Walking through the village of Karauli in the rural countryside of Rajasthan, I am amazed at the quality of cleanliness and devotion, not only of the houses but the people. We walked through a wooded path just a stone’s throw from Ramathra Fort through the jungle known to hyena and fox and jackals that howl in the evenings.

In the distance, a bright blue building in honor of Krishna appeared. A candlelit temple. Women in bright sarees were buzzing in and out, making their offerings of sweets, incense and wheatberries like colorful bumblebees. Ganesh, the bestower of blessings, painted auspiciously orange with innocent eyes, sat seemingly cheerful. Cheeky birds with long tails, obviously guests of Ganesh, feasted on sweet dumplings called modak. It all seemed totally natural and as it should be.

Everyone was immaculate, women and men alike with every hair in place. They were coming for their morning ritual – three small temples to touch with a simple gesture of hands in prayer and a request for the day.

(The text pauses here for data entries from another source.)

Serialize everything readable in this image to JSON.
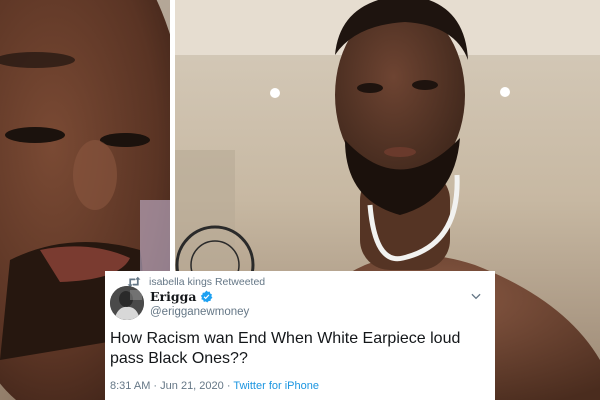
{
  "tweet": {
    "retweet_label": "isabella kings Retweeted",
    "display_name": "Erigga",
    "handle": "@erigganewmoney",
    "text": "How Racism wan End When White Earpiece loud pass Black Ones??",
    "time": "8:31 AM",
    "date": "Jun 21, 2020",
    "separator": "·",
    "source": "Twitter for iPhone"
  },
  "colors": {
    "verified": "#1da1f2",
    "link": "#1b95e0",
    "muted": "#657786",
    "text": "#14171a"
  },
  "icons": {
    "retweet": "retweet-icon",
    "verified": "verified-badge-icon",
    "caret": "chevron-down-icon"
  }
}
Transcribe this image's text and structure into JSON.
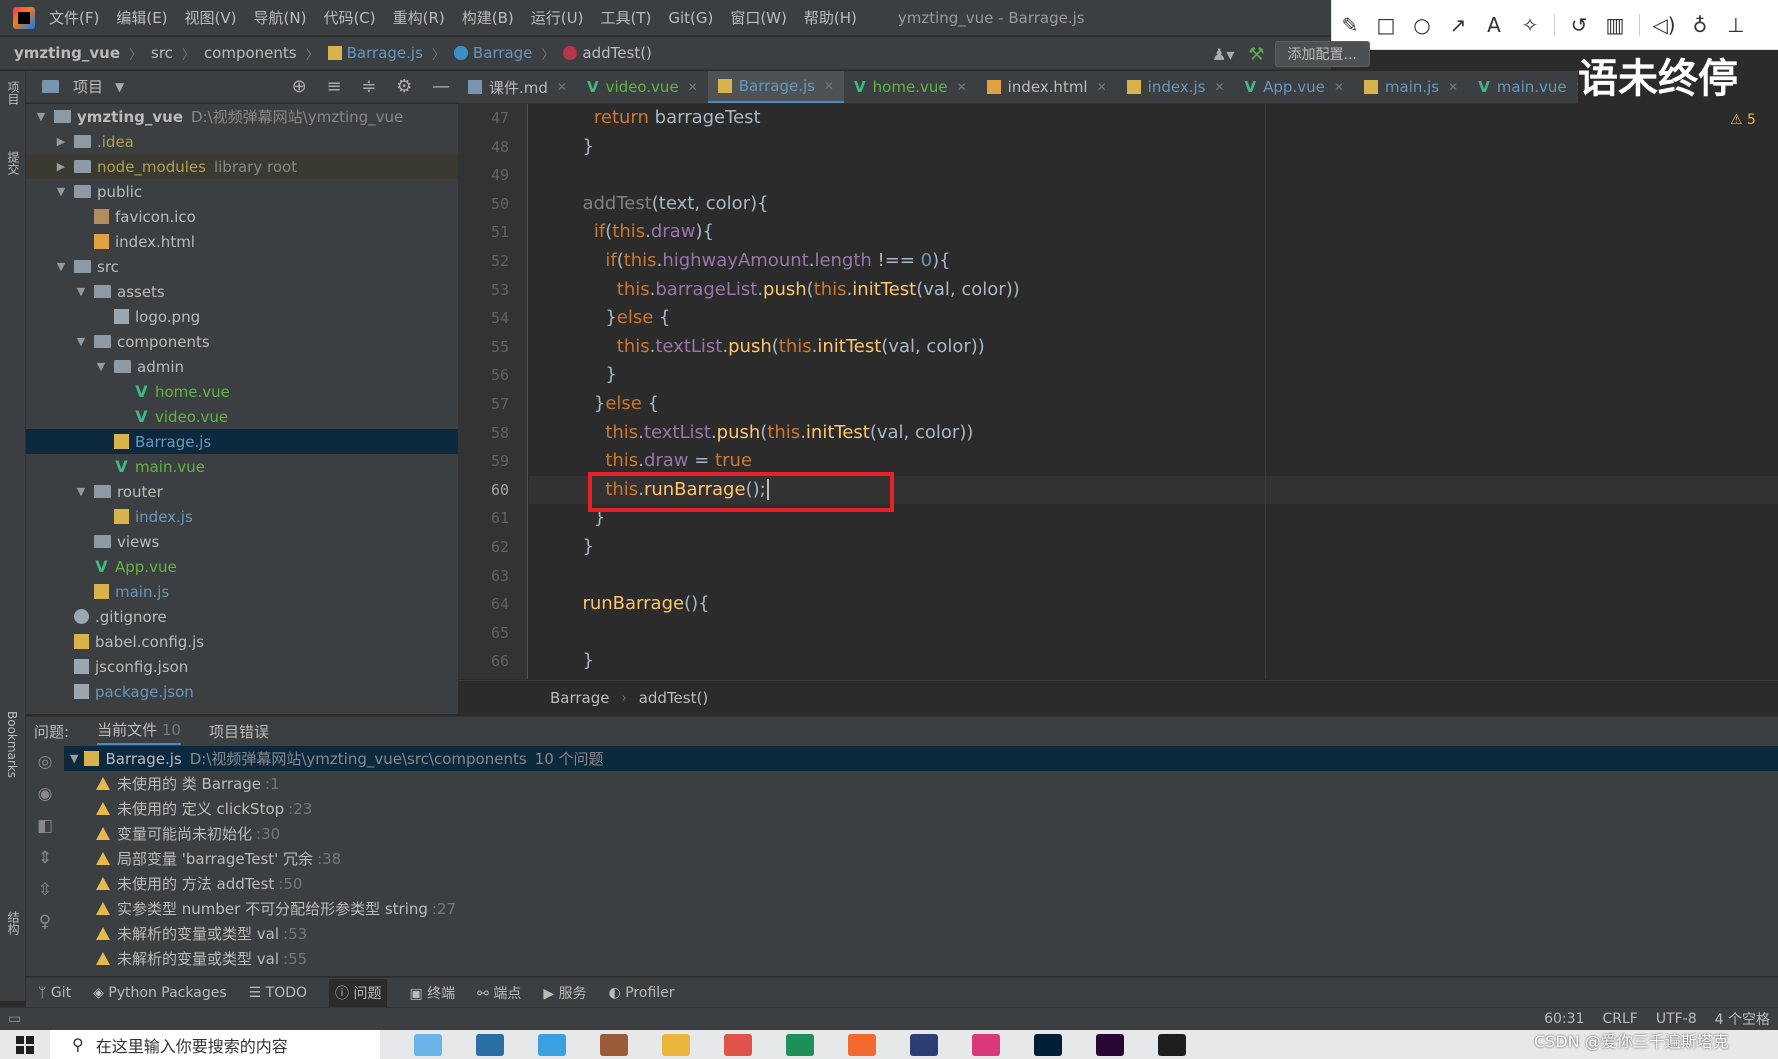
{
  "menu": {
    "items": [
      "文件(F)",
      "编辑(E)",
      "视图(V)",
      "导航(N)",
      "代码(C)",
      "重构(R)",
      "构建(B)",
      "运行(U)",
      "工具(T)",
      "Git(G)",
      "窗口(W)",
      "帮助(H)"
    ],
    "window_title": "ymzting_vue - Barrage.js"
  },
  "annotation_toolbar": {
    "icons": [
      "pencil-icon",
      "rectangle-icon",
      "circle-icon",
      "arrow-icon",
      "text-icon",
      "magic-wand-icon",
      "undo-icon",
      "trash-icon",
      "speaker-icon",
      "microphone-icon",
      "pin-icon"
    ]
  },
  "navbar": {
    "crumbs": [
      "ymzting_vue",
      "src",
      "components",
      "Barrage.js",
      "Barrage",
      "addTest()"
    ],
    "add_config": "添加配置...",
    "overlay_text": "语未终停"
  },
  "left_strip": {
    "project": "项目",
    "commit": "提交",
    "bookmarks": "Bookmarks",
    "structure": "结构"
  },
  "project_panel": {
    "title": "项目",
    "tree": [
      {
        "depth": 0,
        "kind": "folder",
        "name": "ymzting_vue",
        "extra": "D:\\视频弹幕网站\\ymzting_vue",
        "open": true,
        "bold": true
      },
      {
        "depth": 1,
        "kind": "folder",
        "name": ".idea",
        "open": false,
        "style": "ignored"
      },
      {
        "depth": 1,
        "kind": "folder",
        "name": "node_modules",
        "extra": "library root",
        "open": false,
        "style": "ignored",
        "hl": true
      },
      {
        "depth": 1,
        "kind": "folder",
        "name": "public",
        "open": true
      },
      {
        "depth": 2,
        "kind": "ico",
        "name": "favicon.ico"
      },
      {
        "depth": 2,
        "kind": "html",
        "name": "index.html"
      },
      {
        "depth": 1,
        "kind": "folder",
        "name": "src",
        "open": true
      },
      {
        "depth": 2,
        "kind": "folder",
        "name": "assets",
        "open": true
      },
      {
        "depth": 3,
        "kind": "img",
        "name": "logo.png"
      },
      {
        "depth": 2,
        "kind": "folder",
        "name": "components",
        "open": true
      },
      {
        "depth": 3,
        "kind": "folder",
        "name": "admin",
        "open": true
      },
      {
        "depth": 4,
        "kind": "vue",
        "name": "home.vue",
        "style": "vue-c"
      },
      {
        "depth": 4,
        "kind": "vue",
        "name": "video.vue",
        "style": "vue-c"
      },
      {
        "depth": 3,
        "kind": "js",
        "name": "Barrage.js",
        "style": "js-c",
        "sel": true
      },
      {
        "depth": 3,
        "kind": "vue",
        "name": "main.vue",
        "style": "vue-c"
      },
      {
        "depth": 2,
        "kind": "folder",
        "name": "router",
        "open": true
      },
      {
        "depth": 3,
        "kind": "js",
        "name": "index.js",
        "style": "js-c"
      },
      {
        "depth": 2,
        "kind": "folder",
        "name": "views",
        "leaf": true
      },
      {
        "depth": 2,
        "kind": "vue",
        "name": "App.vue",
        "style": "vue-c"
      },
      {
        "depth": 2,
        "kind": "js",
        "name": "main.js",
        "style": "js-c"
      },
      {
        "depth": 1,
        "kind": "git",
        "name": ".gitignore"
      },
      {
        "depth": 1,
        "kind": "js",
        "name": "babel.config.js"
      },
      {
        "depth": 1,
        "kind": "json",
        "name": "jsconfig.json"
      },
      {
        "depth": 1,
        "kind": "json",
        "name": "package.json",
        "style": "js-c"
      }
    ]
  },
  "tabs": [
    {
      "label": "课件.md",
      "icon": "md"
    },
    {
      "label": "video.vue",
      "icon": "vue",
      "style": "vue-c"
    },
    {
      "label": "Barrage.js",
      "icon": "js",
      "active": true
    },
    {
      "label": "home.vue",
      "icon": "vue",
      "style": "vue-c"
    },
    {
      "label": "index.html",
      "icon": "html"
    },
    {
      "label": "index.js",
      "icon": "js",
      "style": "js-c"
    },
    {
      "label": "App.vue",
      "icon": "vue",
      "style": "js-c"
    },
    {
      "label": "main.js",
      "icon": "js",
      "style": "js-c"
    },
    {
      "label": "main.vue",
      "icon": "vue",
      "style": "js-c"
    }
  ],
  "editor": {
    "line_numbers": [
      47,
      48,
      49,
      50,
      51,
      52,
      53,
      54,
      55,
      56,
      57,
      58,
      59,
      60,
      61,
      62,
      63,
      64,
      65,
      66
    ],
    "current_line": 60,
    "warning_count": "5",
    "lines": [
      [
        {
          "t": "    "
        },
        {
          "t": "return ",
          "c": "kw"
        },
        {
          "t": "barrageTest"
        }
      ],
      [
        {
          "t": "  }"
        }
      ],
      [
        {
          "t": ""
        }
      ],
      [
        {
          "t": "  "
        },
        {
          "t": "addTest",
          "c": "dim"
        },
        {
          "t": "(text, color){"
        }
      ],
      [
        {
          "t": "    "
        },
        {
          "t": "if",
          "c": "kw"
        },
        {
          "t": "("
        },
        {
          "t": "this",
          "c": "kw"
        },
        {
          "t": "."
        },
        {
          "t": "draw",
          "c": "prop"
        },
        {
          "t": "){"
        }
      ],
      [
        {
          "t": "      "
        },
        {
          "t": "if",
          "c": "kw"
        },
        {
          "t": "("
        },
        {
          "t": "this",
          "c": "kw"
        },
        {
          "t": "."
        },
        {
          "t": "highwayAmount",
          "c": "prop"
        },
        {
          "t": "."
        },
        {
          "t": "length",
          "c": "prop"
        },
        {
          "t": " !== "
        },
        {
          "t": "0",
          "c": "num"
        },
        {
          "t": "){"
        }
      ],
      [
        {
          "t": "        "
        },
        {
          "t": "this",
          "c": "kw"
        },
        {
          "t": "."
        },
        {
          "t": "barrageList",
          "c": "prop"
        },
        {
          "t": "."
        },
        {
          "t": "push",
          "c": "fn"
        },
        {
          "t": "("
        },
        {
          "t": "this",
          "c": "kw"
        },
        {
          "t": "."
        },
        {
          "t": "initTest",
          "c": "fn"
        },
        {
          "t": "(val, color))"
        }
      ],
      [
        {
          "t": "      }"
        },
        {
          "t": "else",
          "c": "kw"
        },
        {
          "t": " {"
        }
      ],
      [
        {
          "t": "        "
        },
        {
          "t": "this",
          "c": "kw"
        },
        {
          "t": "."
        },
        {
          "t": "textList",
          "c": "prop"
        },
        {
          "t": "."
        },
        {
          "t": "push",
          "c": "fn"
        },
        {
          "t": "("
        },
        {
          "t": "this",
          "c": "kw"
        },
        {
          "t": "."
        },
        {
          "t": "initTest",
          "c": "fn"
        },
        {
          "t": "(val, color))"
        }
      ],
      [
        {
          "t": "      }"
        }
      ],
      [
        {
          "t": "    }"
        },
        {
          "t": "else",
          "c": "kw"
        },
        {
          "t": " {"
        }
      ],
      [
        {
          "t": "      "
        },
        {
          "t": "this",
          "c": "kw"
        },
        {
          "t": "."
        },
        {
          "t": "textList",
          "c": "prop"
        },
        {
          "t": "."
        },
        {
          "t": "push",
          "c": "fn"
        },
        {
          "t": "("
        },
        {
          "t": "this",
          "c": "kw"
        },
        {
          "t": "."
        },
        {
          "t": "initTest",
          "c": "fn"
        },
        {
          "t": "(val, color))"
        }
      ],
      [
        {
          "t": "      "
        },
        {
          "t": "this",
          "c": "kw"
        },
        {
          "t": "."
        },
        {
          "t": "draw",
          "c": "prop"
        },
        {
          "t": " = "
        },
        {
          "t": "true",
          "c": "kw"
        }
      ],
      [
        {
          "t": "      "
        },
        {
          "t": "this",
          "c": "kw"
        },
        {
          "t": "."
        },
        {
          "t": "runBarrage",
          "c": "fn"
        },
        {
          "t": "();"
        }
      ],
      [
        {
          "t": "    }"
        }
      ],
      [
        {
          "t": "  }"
        }
      ],
      [
        {
          "t": ""
        }
      ],
      [
        {
          "t": "  "
        },
        {
          "t": "runBarrage",
          "c": "fn"
        },
        {
          "t": "(){"
        }
      ],
      [
        {
          "t": ""
        }
      ],
      [
        {
          "t": "  }"
        }
      ]
    ],
    "breadcrumbs": [
      "Barrage",
      "addTest()"
    ]
  },
  "problems": {
    "label": "问题:",
    "tabs": [
      {
        "label": "当前文件",
        "count": "10",
        "active": true
      },
      {
        "label": "项目错误"
      }
    ],
    "file": {
      "name": "Barrage.js",
      "path": "D:\\视频弹幕网站\\ymzting_vue\\src\\components",
      "count": "10 个问题"
    },
    "items": [
      {
        "text": "未使用的 类 Barrage",
        "line": ":1"
      },
      {
        "text": "未使用的 定义 clickStop",
        "line": ":23"
      },
      {
        "text": "变量可能尚未初始化",
        "line": ":30"
      },
      {
        "text": "局部变量 'barrageTest' 冗余",
        "line": ":38"
      },
      {
        "text": "未使用的 方法 addTest",
        "line": ":50"
      },
      {
        "text": "实参类型 number 不可分配给形参类型 string",
        "line": ":27"
      },
      {
        "text": "未解析的变量或类型 val",
        "line": ":53"
      },
      {
        "text": "未解析的变量或类型 val",
        "line": ":55"
      }
    ]
  },
  "bottom_tools": [
    {
      "label": "Git",
      "icon": "git-branch-icon"
    },
    {
      "label": "Python Packages",
      "icon": "layers-icon"
    },
    {
      "label": "TODO",
      "icon": "list-icon"
    },
    {
      "label": "问题",
      "icon": "info-icon",
      "active": true
    },
    {
      "label": "终端",
      "icon": "terminal-icon"
    },
    {
      "label": "端点",
      "icon": "endpoints-icon"
    },
    {
      "label": "服务",
      "icon": "play-icon"
    },
    {
      "label": "Profiler",
      "icon": "profiler-icon"
    }
  ],
  "status": {
    "position": "60:31",
    "line_sep": "CRLF",
    "encoding": "UTF-8",
    "indent": "4 个空格"
  },
  "taskbar": {
    "search_placeholder": "在这里输入你要搜索的内容",
    "watermark": "CSDN @爱你三千遍斯塔克"
  },
  "colors": {
    "accent": "#4a88c7",
    "highlight_box": "#e8202a",
    "warning": "#e6b94a"
  }
}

Beautiful ladies, dressed in flowing color, kohl on their eyes, lipstick on their lips, a fresh red bindi on their forehead were full of smiles. Even the dung mixed with straw and molded into rounds rested neatly on the wall. It occurred to me that the simplicity of village life had an order and discipline that we could learn from.

Travel is the number one common denominator for breaking down our sense of superiority. Our conditioning spoils us into thinking we have all the answers, forgetting that real power comes from wisdom, not arrogance.